Il suo soprannome, dato da Armando Picchi, era la roccia per le sue enormi abilità fisiche. Proprio per questo, in carriera ha giocato sia come stopper che come terzino. Le sua abilità in marcatura hanno messo in crisi tutte gli attaccanti incontrati in carriera. Ci ha lasciato proprio alla vigilia del 50esimo anniversario dalla morte di Armando Picchi.
La sua carriera divisa tra Nazionale e Inter
Tarcisio Burgnich è stato, probabilmente, uno dei più grandi difensori centrali della storia del calcio. La sua carriera parla da sé. Il suo primo scudetto è arrivato nel 1961 con la Juventus.
Ma la svolta si ha quando c’è stato il trasferimento all’Inter. Lì ha trovato una grande squadra e un grande allenatore come Helenio Herrera. Con la società meneghina ha vinto 4 scudetti, 2 Coppe dei Campioni e 2 Coppe Intercontinentali. Per poi chiudere la carriera a Napoli con 84 presenze.

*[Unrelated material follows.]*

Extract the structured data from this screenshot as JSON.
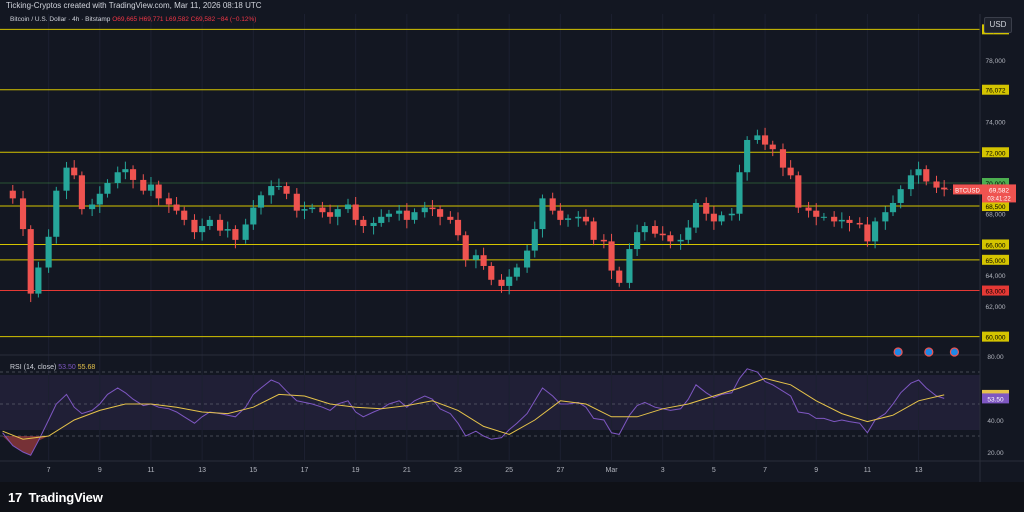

Anche il capitolo della Nazionale è molto sostanzioso, anche se ha vinto solo una volta. L’occasione era quella degli Europei del 1968 nella doppia finale contro la Jugoslavia a Roma. Il difensore fu nella rosa del Mondiale del 1970, in cui l’Italia arrivò in finale contro il Brasile. Purtroppo si ricorderà il grande stacco di testa di Pelé che sovrastò proprio Burgnich. Questo episodio gli fece dichiarare: “È fatto di carne ed ossa come tutti gli altri, mi dicevo prima di quella partita. Sbagliavo”. Ma quel Mondiale verrà ricordato anche per la grande semifinale tra Italia e Germania finita 4-3, in cui segnò il goal del 2-2.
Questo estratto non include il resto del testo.